FERMA and trade body EuropeanIssuers have reiterated calls to embed sustainability into existing processes and frameworks
Trade association EuropeanIssuers has joined FERMA in arguing there is no need for the EU Sustainable Corporate Governance Framework.
In its response to the European Commission’s Consultation on sustainable corporate governance it voiced concern, not just that additional rules would harm organisations’ competitiveness, but that the questionnaire itself made it difficult to express dissenting opinions “without being regarded as opponents of good governance”.
Meanwhile, FERMA pointed out that existing processes and frameworks, such as enterprise risk management (ERM), already encourages companies to look at the risks and impact of issues like environmental pollution, human rights violations and climate change.
Creating EU-wide mandatory requirements for due diligence would add administrative costs and could damage competitiveness for European companies, according to FERMA.
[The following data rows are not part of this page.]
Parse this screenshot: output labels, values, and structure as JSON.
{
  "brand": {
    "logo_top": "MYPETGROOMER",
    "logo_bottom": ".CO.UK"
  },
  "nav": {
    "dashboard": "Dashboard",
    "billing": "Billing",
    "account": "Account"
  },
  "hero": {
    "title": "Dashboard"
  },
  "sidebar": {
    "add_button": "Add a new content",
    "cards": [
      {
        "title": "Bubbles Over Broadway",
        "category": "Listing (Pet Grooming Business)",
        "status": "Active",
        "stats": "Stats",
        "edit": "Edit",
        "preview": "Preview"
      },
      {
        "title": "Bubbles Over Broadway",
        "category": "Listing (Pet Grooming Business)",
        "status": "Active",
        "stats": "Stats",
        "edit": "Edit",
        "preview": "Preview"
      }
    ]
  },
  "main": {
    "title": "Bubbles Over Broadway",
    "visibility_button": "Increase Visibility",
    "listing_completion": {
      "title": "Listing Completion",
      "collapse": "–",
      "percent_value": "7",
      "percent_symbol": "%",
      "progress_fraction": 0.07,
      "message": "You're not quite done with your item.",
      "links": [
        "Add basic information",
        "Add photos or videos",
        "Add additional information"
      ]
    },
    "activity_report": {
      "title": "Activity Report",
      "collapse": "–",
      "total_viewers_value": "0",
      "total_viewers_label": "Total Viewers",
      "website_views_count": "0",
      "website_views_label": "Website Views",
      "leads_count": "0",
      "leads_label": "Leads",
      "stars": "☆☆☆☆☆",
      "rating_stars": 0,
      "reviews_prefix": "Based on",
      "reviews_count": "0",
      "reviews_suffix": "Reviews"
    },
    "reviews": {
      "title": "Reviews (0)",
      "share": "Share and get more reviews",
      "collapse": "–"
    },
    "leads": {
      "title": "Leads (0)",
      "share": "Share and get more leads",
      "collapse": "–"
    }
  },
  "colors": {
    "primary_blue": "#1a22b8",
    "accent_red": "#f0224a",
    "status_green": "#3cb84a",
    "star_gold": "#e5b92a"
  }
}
These comments are at the heart of the risk management association’s response to the recent public consultation run by the European Commission on sustainable corporate governance.
Luc Vansteenkiste, chairman of EuropeanIssuers said: “We regret the lack of consideration of the social reality of the business environment. Companies already integrate sustainable governance in their strategy in many ways through increased dialogue with stakeholders and discussing CSR risks and criteria in executive compensation at the board level.
“A company’s long-term vision embraces and considers its environment, customers and people otherwise it has no future. This evolution is at the core of the new set of principles of the Corporate Governance codes across the EU and applied by business leaders”.
Florence Bindelle, secretary general of EuropeanIssuers added: “If the EU considers it necessary to take further action on the issue of corporate governance, this subject should be better dealt in the form of a Recommendation towards the Member States in order to avoid a “one size fits all” approach due to the wide diversity of corporations and practices.”
The trade body, which represents more than 70% of European public companies, highlighted that several aspects of directors’ duties were sufficiently covered by existing legal requirements of other EU legislative instruments and corporate governance codes.
FERMA’s Sustainability Committee, which prepared the risk association’s response, stated: “Any initiative in the area of sustainable corporate governance will have a direct impact on the risk exposures (or risk profile) of an organisation—the primary concern of the risk manager—which is why it is vital our voice is heard in this topic.”
It prefers the ‘minimum process and definitions approach’ with requirements that are risk-based and proportionate to the nature, scale and complexity of the organisation. “Such processes also steer thinking away from a short-term perspective and help map out likely impacts on a wide variety of stakeholders,” states the response.
Directors should take account of stakeholder interests and maximise social and environmental performance in tandem with financial returns. At the same time, FERMA argues, there should be a clear perimeter to the type of stakeholders when it comes to defining directors’ duty of care.
When it comes to potentially damaging effects on corporate sustainability through the supply chain, FERMA argues that the best approach is to further encourage companies to maintain a holistic risk management approach.